The duration of treatment should be determined based on the overall clinical condition and on the therapeutic response to the treatment. Early signs of clinical improvement usually appear after 1 to 4 weeks of treatment. If no improvement is observed after 4-8 weeks of treatment, the benefit of continued treatment should be reconsidered.
Indications
Cutaneous treatment of moderate to severe acne vulgaris in which there are comedones and numerous papules and pustules.
Contra-Indications
* Pregnancy, pregnancy planning
* Hypersensitivity to the active substances or to any of the excipients
Special Precautions
* Damaged skin, broken skin (cuts or abrasions), sunburned, or eczematous areas should not be treated with this product.
* Contact with the eyes, lips, mouth, nostrils, or mucous membranes should be avoided.
* If sensitivity to any component of the formula occurs, use of this product should be discontinued.
* Excessive exposure to sunlight or UV radiation should be avoided.
See prescribing information for full details
Side Effects
Common: Atopic dermatitis, eczema, skin burning sensation, skin irritation
See prescribing information for full details
Drug interactions
No interaction studies have been conducted
Pregnancy and Lactation
Orally administered retinoids have been associated with congenital abnormalities. When used in accordance with the prescribing information, topically administered retinoids are generally assumed to result into low systemic exposure due to minimal dermal absorption. However, there could be individual factors (e.g. damaged skin barrier, excessive use) that contribute to an increased systemic exposure.
Pregnancy: this medical product is contraindicated in pregnancy, or in women planning a pregnancy.
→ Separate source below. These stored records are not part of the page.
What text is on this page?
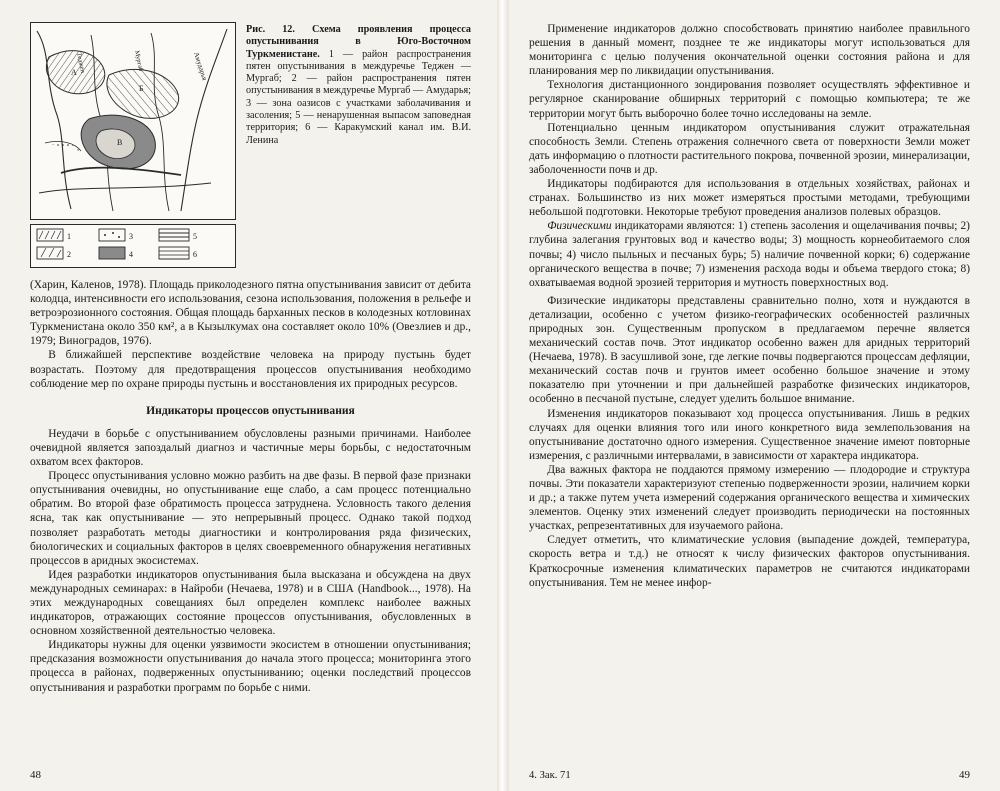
Амударья
Мургаб
Теджен
А
Б
В
1	3	5
2	4	6
Рис. 12. Схема проявления процесса опустынивания в Юго-Восточном Туркменистане. 1 — район распространения пятен опустынивания в междуречье Теджен — Мургаб; 2 — район распространения пятен опустынивания в междуречье Мургаб — Амударья; 3 — зона оазисов с участками заболачивания и засоления; 5 — ненарушенная выпасом заповедная территория; 6 — Каракумский канал им. В.И. Ленина

(Харин, Каленов, 1978). Площадь приколодезного пятна опустынивания зависит от дебита колодца, интенсивности его использования, сезона использования, положения в рельефе и ветроэрозионного состояния. Общая площадь барханных песков в колодезных котловинах Туркменистана около 350 км², а в Кызылкумах она составляет около 10% (Овезлиев и др., 1979; Виноградов, 1976).

В ближайшей перспективе воздействие человека на природу пустынь будет возрастать. Поэтому для предотвращения процессов опустынивания необходимо соблюдение мер по охране природы пустынь и восстановления их природных ресурсов.

Индикаторы процессов опустынивания

Неудачи в борьбе с опустыниванием обусловлены разными причинами. Наиболее очевидной является запоздалый диагноз и частичные меры борьбы, с недостаточным охватом всех факторов.

Процесс опустынивания условно можно разбить на две фазы. В первой фазе признаки опустынивания очевидны, но опустынивание еще слабо, а сам процесс потенциально обратим. Во второй фазе обратимость процесса затруднена. Условность такого деления ясна, так как опустынивание — это непрерывный процесс. Однако такой подход позволяет разработать методы диагностики и контролирования ряда физических, биологических и социальных факторов в целях своевременного обнаружения негативных процессов в аридных экосистемах.

Идея разработки индикаторов опустынивания была высказана и обсуждена на двух международных семинарах: в Найроби (Нечаева, 1978) и в США (Handbook..., 1978). На этих международных совещаниях был определен комплекс наиболее важных индикаторов, отражающих состояние процессов опустынивания, обусловленных в основном хозяйственной деятельностью человека.

Индикаторы нужны для оценки уязвимости экосистем в отношении опустынивания; предсказания возможности опустынивания до начала этого процесса; мониторинга этого процесса в районах, подверженных опустыниванию; оценки последствий процессов опустынивания и разработки программ по борьбе с ними.

48

Применение индикаторов должно способствовать принятию наиболее правильного решения в данный момент, позднее те же индикаторы могут использоваться для мониторинга с целью получения окончательной оценки состояния района и для планирования мер по ликвидации опустынивания.

Технология дистанционного зондирования позволяет осуществлять эффективное и регулярное сканирование обширных территорий с помощью компьютера; те же территории могут быть выборочно более точно исследованы на земле.

Потенциально ценным индикатором опустынивания служит отражательная способность Земли. Степень отражения солнечного света от поверхности Земли может дать информацию о плотности растительного покрова, почвенной эрозии, минерализации, заболоченности почв и др.

Индикаторы подбираются для использования в отдельных хозяйствах, районах и странах. Большинство из них может измеряться простыми методами, требующими небольшой подготовки. Некоторые требуют проведения анализов полевых образцов.

Физическими индикаторами являются: 1) степень засоления и ощелачивания почвы; 2) глубина залегания грунтовых вод и качество воды; 3) мощность корнеобитаемого слоя почвы; 4) число пыльных и песчаных бурь; 5) наличие почвенной корки; 6) содержание органического вещества в почве; 7) изменения расхода воды и объема твердого стока; 8) охватываемая водной эрозией территория и мутность поверхностных вод.

Физические индикаторы представлены сравнительно полно, хотя и нуждаются в детализации, особенно с учетом физико-географических особенностей различных природных зон. Существенным пропуском в предлагаемом перечне является механический состав почв. Этот индикатор особенно важен для аридных территорий (Нечаева, 1978). В засушливой зоне, где легкие почвы подвергаются процессам дефляции, механический состав почв и грунтов имеет особенно большое значение и этому показателю при уточнении и при дальнейшей разработке физических индикаторов, особенно в песчаной пустыне, следует уделить большое внимание.

Изменения индикаторов показывают ход процесса опустынивания. Лишь в редких случаях для оценки влияния того или иного конкретного вида землепользования на опустынивание достаточно одного измерения. Существенное значение имеют повторные измерения, с различными интервалами, в зависимости от характера индикатора.

Два важных фактора не поддаются прямому измерению — плодородие и структура почвы. Эти показатели характеризуют степенью подверженности эрозии, наличием корки и др.; а также путем учета измерений содержания органического вещества и химических элементов. Оценку этих изменений следует производить периодически на постоянных участках, репрезентативных для изучаемого района.

Следует отметить, что климатические условия (выпадение дождей, температура, скорость ветра и т.д.) не относят к числу физических факторов опустынивания. Краткосрочные изменения климатических параметров не считаются индикаторами опустынивания. Тем не менее инфор-

4. Зак. 71	49
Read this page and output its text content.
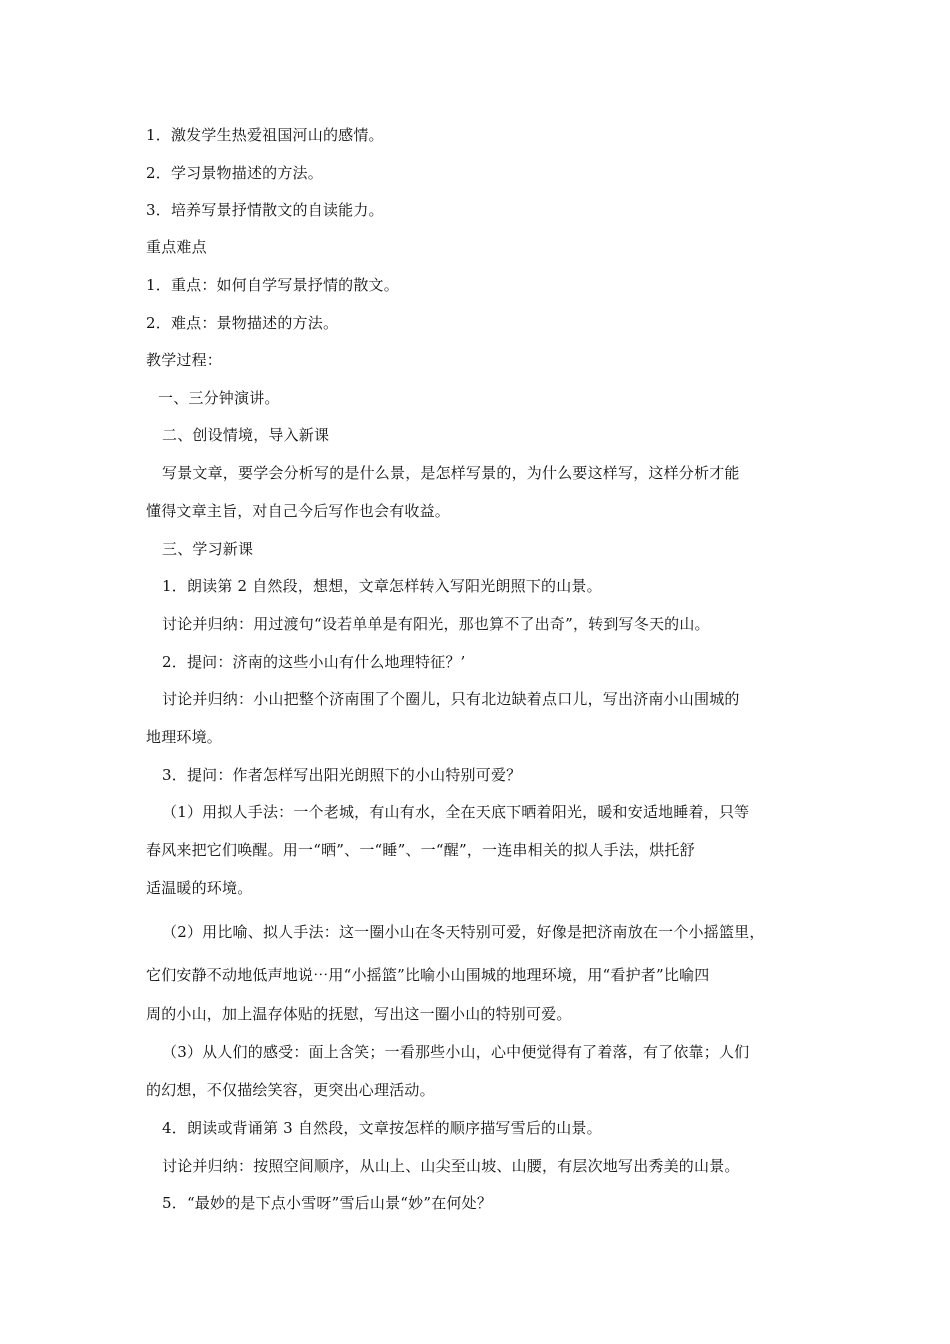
1．激发学生热爱祖国河山的感情。
2．学习景物描述的方法。
3．培养写景抒情散文的自读能力。
重点难点
1．重点：如何自学写景抒情的散文。
2．难点：景物描述的方法。
教学过程：
一、三分钟演讲。
二、创设情境，导入新课
写景文章，要学会分析写的是什么景，是怎样写景的，为什么要这样写，这样分析才能
懂得文章主旨，对自己今后写作也会有收益。
三、学习新课
1．朗读第 2 自然段，想想，文章怎样转入写阳光朗照下的山景。
讨论并归纳：用过渡句“设若单单是有阳光，那也算不了出奇”，转到写冬天的山。
2．提问：济南的这些小山有什么地理特征？’
讨论并归纳：小山把整个济南围了个圈儿，只有北边缺着点口儿，写出济南小山围城的
地理环境。
3．提问：作者怎样写出阳光朗照下的小山特别可爱？
（1）用拟人手法：一个老城，有山有水，全在天底下晒着阳光，暖和安适地睡着，只等
春风来把它们唤醒。用一“晒”、一“睡”、一“醒”，一连串相关的拟人手法，烘托舒
适温暖的环境。
（2）用比喻、拟人手法：这一圈小山在冬天特别可爱，好像是把济南放在一个小摇篮里，
它们安静不动地低声地说⋯用“小摇篮”比喻小山围城的地理环境，用“看护者”比喻四
周的小山，加上温存体贴的抚慰，写出这一圈小山的特别可爱。
（3）从人们的感受：面上含笑；一看那些小山，心中便觉得有了着落，有了依靠；人们
的幻想，不仅描绘笑容，更突出心理活动。
4．朗读或背诵第 3 自然段，文章按怎样的顺序描写雪后的山景。
讨论并归纳：按照空间顺序，从山上、山尖至山坡、山腰，有层次地写出秀美的山景。
5．“最妙的是下点小雪呀”雪后山景“妙”在何处？
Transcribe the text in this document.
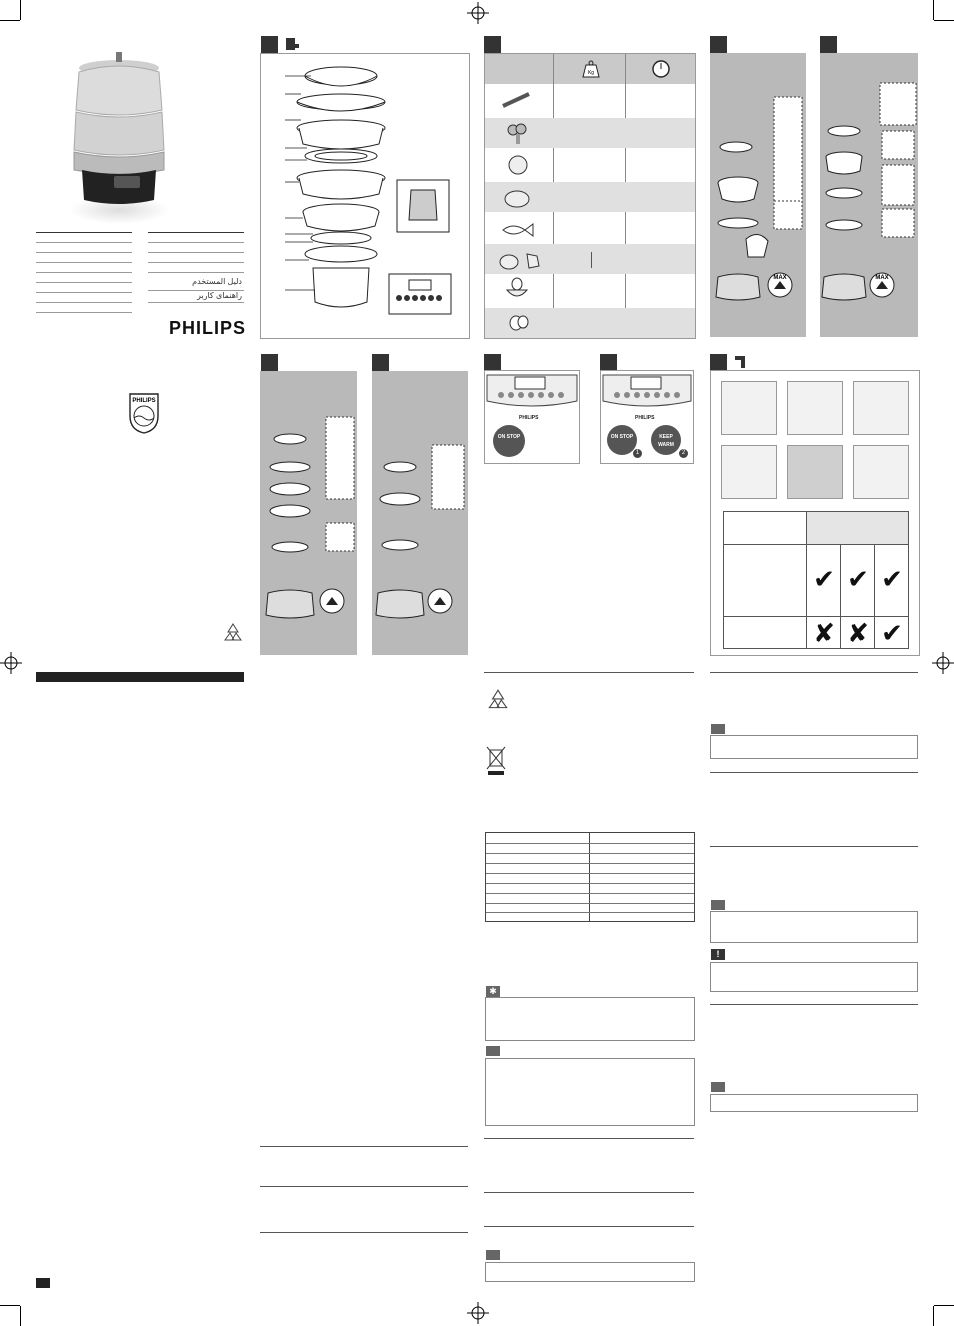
دليل المستخدم
راهنمای کاربر
PHILIPS
PHILIPS
Kg
MAX	MAX
PHILIPS
ON STOP
PHILIPS
ON STOP
1
KEEP WARM
2
✔ ✔ ✔
✘ ✘ ✔
✱
!
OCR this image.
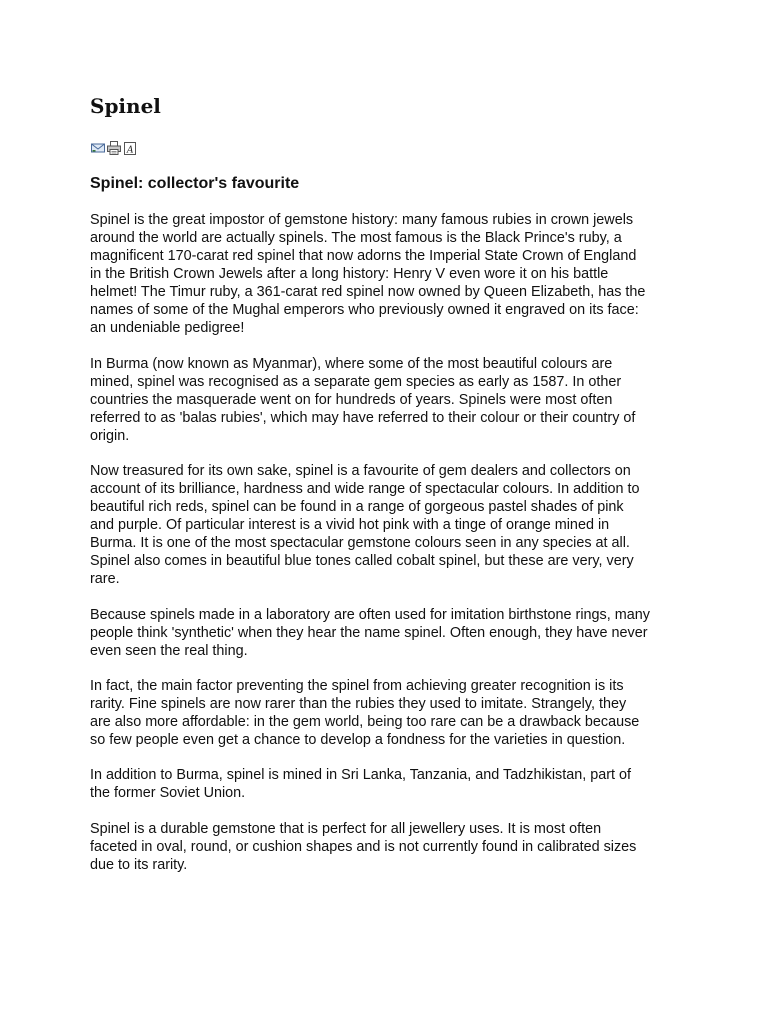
Spinel
A
Spinel: collector's favourite

Spinel is the great impostor of gemstone history: many famous rubies in crown jewels
around the world are actually spinels. The most famous is the Black Prince's ruby, a
magnificent 170-carat red spinel that now adorns the Imperial State Crown of England
in the British Crown Jewels after a long history: Henry V even wore it on his battle
helmet! The Timur ruby, a 361-carat red spinel now owned by Queen Elizabeth, has the
names of some of the Mughal emperors who previously owned it engraved on its face:
an undeniable pedigree!

In Burma (now known as Myanmar), where some of the most beautiful colours are
mined, spinel was recognised as a separate gem species as early as 1587. In other
countries the masquerade went on for hundreds of years. Spinels were most often
referred to as 'balas rubies', which may have referred to their colour or their country of
origin.

Now treasured for its own sake, spinel is a favourite of gem dealers and collectors on
account of its brilliance, hardness and wide range of spectacular colours. In addition to
beautiful rich reds, spinel can be found in a range of gorgeous pastel shades of pink
and purple. Of particular interest is a vivid hot pink with a tinge of orange mined in
Burma. It is one of the most spectacular gemstone colours seen in any species at all.
Spinel also comes in beautiful blue tones called cobalt spinel, but these are very, very
rare.

Because spinels made in a laboratory are often used for imitation birthstone rings, many
people think 'synthetic' when they hear the name spinel. Often enough, they have never
even seen the real thing.

In fact, the main factor preventing the spinel from achieving greater recognition is its
rarity. Fine spinels are now rarer than the rubies they used to imitate. Strangely, they
are also more affordable: in the gem world, being too rare can be a drawback because
so few people even get a chance to develop a fondness for the varieties in question.

In addition to Burma, spinel is mined in Sri Lanka, Tanzania, and Tadzhikistan, part of
the former Soviet Union.

Spinel is a durable gemstone that is perfect for all jewellery uses. It is most often
faceted in oval, round, or cushion shapes and is not currently found in calibrated sizes
due to its rarity.
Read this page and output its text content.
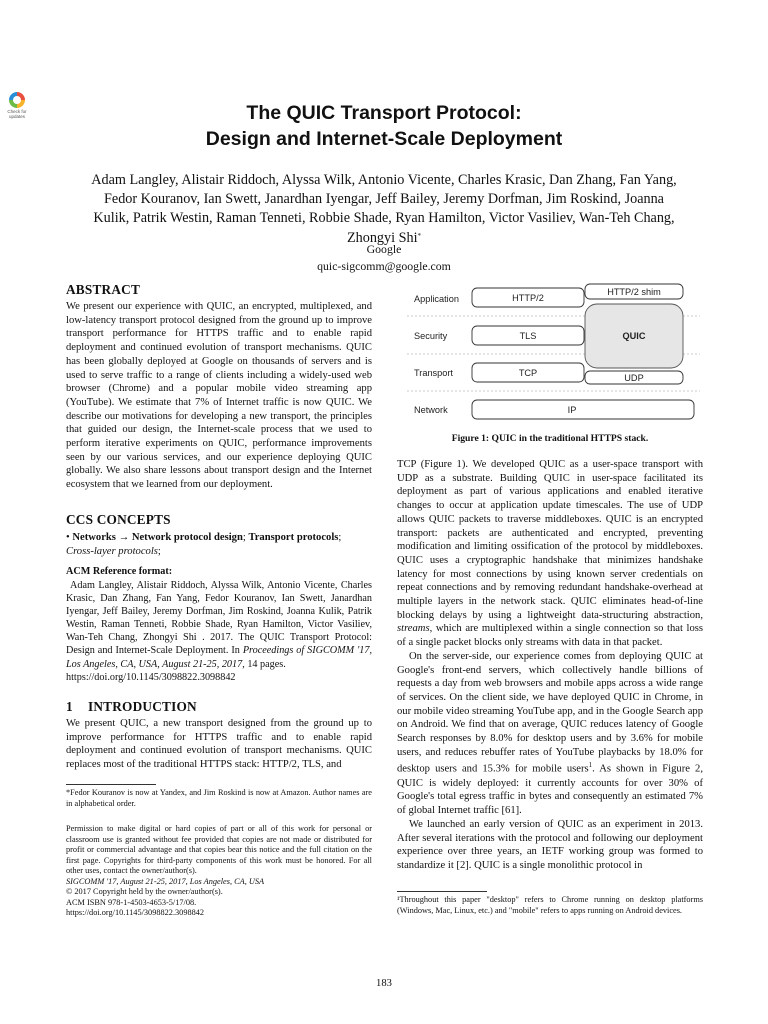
Check for updates	The QUIC Transport Protocol:
Design and Internet-Scale Deployment
Adam Langley, Alistair Riddoch, Alyssa Wilk, Antonio Vicente, Charles Krasic, Dan Zhang, Fan Yang, Fedor Kouranov, Ian Swett, Janardhan Iyengar, Jeff Bailey, Jeremy Dorfman, Jim Roskind, Joanna Kulik, Patrik Westin, Raman Tenneti, Robbie Shade, Ryan Hamilton, Victor Vasiliev, Wan-Teh Chang, Zhongyi Shi*
Google
quic-sigcomm@google.com
ABSTRACT

We present our experience with QUIC, an encrypted, multiplexed, and low-latency transport protocol designed from the ground up to improve transport performance for HTTPS traffic and to enable rapid deployment and continued evolution of transport mechanisms. QUIC has been globally deployed at Google on thousands of servers and is used to serve traffic to a range of clients including a widely-used web browser (Chrome) and a popular mobile video streaming app (YouTube). We estimate that 7% of Internet traffic is now QUIC. We describe our motivations for developing a new transport, the principles that guided our design, the Internet-scale process that we used to perform iterative experiments on QUIC, performance improvements seen by our various services, and our experience deploying QUIC globally. We also share lessons about transport design and the Internet ecosystem that we learned from our deployment.

CCS CONCEPTS
• Networks → Network protocol design; Transport protocols;
Cross-layer protocols;
ACM Reference format:
Adam Langley, Alistair Riddoch, Alyssa Wilk, Antonio Vicente, Charles Krasic, Dan Zhang, Fan Yang, Fedor Kouranov, Ian Swett, Janardhan Iyengar, Jeff Bailey, Jeremy Dorfman, Jim Roskind, Joanna Kulik, Patrik Westin, Raman Tenneti, Robbie Shade, Ryan Hamilton, Victor Vasiliev, Wan-Teh Chang, Zhongyi Shi . 2017. The QUIC Transport Protocol: Design and Internet-Scale Deployment. In Proceedings of SIGCOMM '17, Los Angeles, CA, USA, August 21-25, 2017, 14 pages.
https://doi.org/10.1145/3098822.3098842
1 INTRODUCTION

We present QUIC, a new transport designed from the ground up to improve performance for HTTPS traffic and to enable rapid deployment and continued evolution of transport mechanisms. QUIC replaces most of the traditional HTTPS stack: HTTP/2, TLS, and

*Fedor Kouranov is now at Yandex, and Jim Roskind is now at Amazon. Author names are in alphabetical order.
Permission to make digital or hard copies of part or all of this work for personal or classroom use is granted without fee provided that copies are not made or distributed for profit or commercial advantage and that copies bear this notice and the full citation on the first page. Copyrights for third-party components of this work must be honored. For all other uses, contact the owner/author(s).
SIGCOMM '17, August 21-25, 2017, Los Angeles, CA, USA
© 2017 Copyright held by the owner/author(s).
ACM ISBN 978-1-4503-4653-5/17/08.
https://doi.org/10.1145/3098822.3098842
Application
Security
Transport
Network
HTTP/2
TLS
TCP
IP
HTTP/2 shim
UDP
QUIC
Figure 1: QUIC in the traditional HTTPS stack.

TCP (Figure 1). We developed QUIC as a user-space transport with UDP as a substrate. Building QUIC in user-space facilitated its deployment as part of various applications and enabled iterative changes to occur at application update timescales. The use of UDP allows QUIC packets to traverse middleboxes. QUIC is an encrypted transport: packets are authenticated and encrypted, preventing modification and limiting ossification of the protocol by middleboxes. QUIC uses a cryptographic handshake that minimizes handshake latency for most connections by using known server credentials on repeat connections and by removing redundant handshake-overhead at multiple layers in the network stack. QUIC eliminates head-of-line blocking delays by using a lightweight data-structuring abstraction, streams, which are multiplexed within a single connection so that loss of a single packet blocks only streams with data in that packet.

On the server-side, our experience comes from deploying QUIC at Google's front-end servers, which collectively handle billions of requests a day from web browsers and mobile apps across a wide range of services. On the client side, we have deployed QUIC in Chrome, in our mobile video streaming YouTube app, and in the Google Search app on Android. We find that on average, QUIC reduces latency of Google Search responses by 8.0% for desktop users and by 3.6% for mobile users, and reduces rebuffer rates of YouTube playbacks by 18.0% for desktop users and 15.3% for mobile users$^1$. As shown in Figure 2, QUIC is widely deployed: it currently accounts for over 30% of Google's total egress traffic in bytes and consequently an estimated 7% of global Internet traffic [61].

We launched an early version of QUIC as an experiment in 2013. After several iterations with the protocol and following our deployment experience over three years, an IETF working group was formed to standardize it [2]. QUIC is a single monolithic protocol in

¹Throughout this paper "desktop" refers to Chrome running on desktop platforms (Windows, Mac, Linux, etc.) and "mobile" refers to apps running on Android devices.
183
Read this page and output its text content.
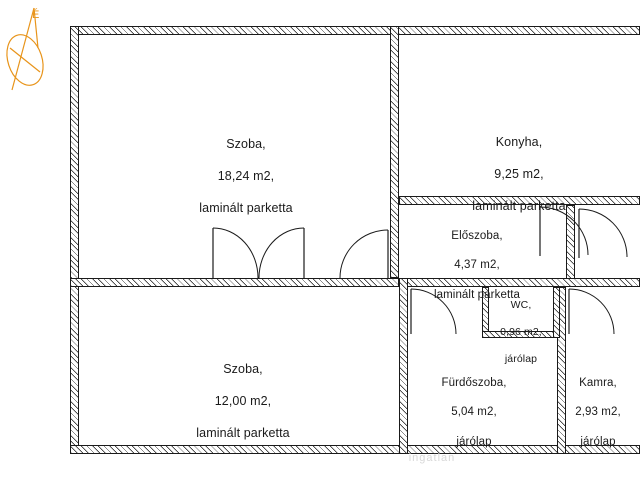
É

Szoba,

18,24 m2,

laminált parketta

Konyha,

9,25 m2,

laminált parketta

Előszoba,

4,37 m2,

laminált parketta

WC,

0,96 m2,

járólap

Szoba,

12,00 m2,

laminált parketta

Fürdőszoba,

5,04 m2,

járólap

Kamra,

2,93 m2,

járólap

ingatlan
There are no or limited amount of data from the use of adapalene topically in pregnant womenIf the product is used during pregnancy, or if the patient becomes pregnant while taking this drug, treatment should be discontinued.
Lactation: No study on animal or human milk transfer was conducted after cutaneous application. A risk to the suckling child cannot be excluded. A decision must be made whether to discontinue breast-feeding or to discontinue/abstain from therapy weighting the benefit of breast-feeding for the child and the benefit of therapy for the woman.
To avoid contact exposure of the infant, application to the chest should be avoided when used during breast-feeding.
Overdose
Excessive application may result in severe irritation. In this event, discontinue use and wait until the skin has recovered. In case of accidental ingestion, appropriate symptomatic measures should be taken.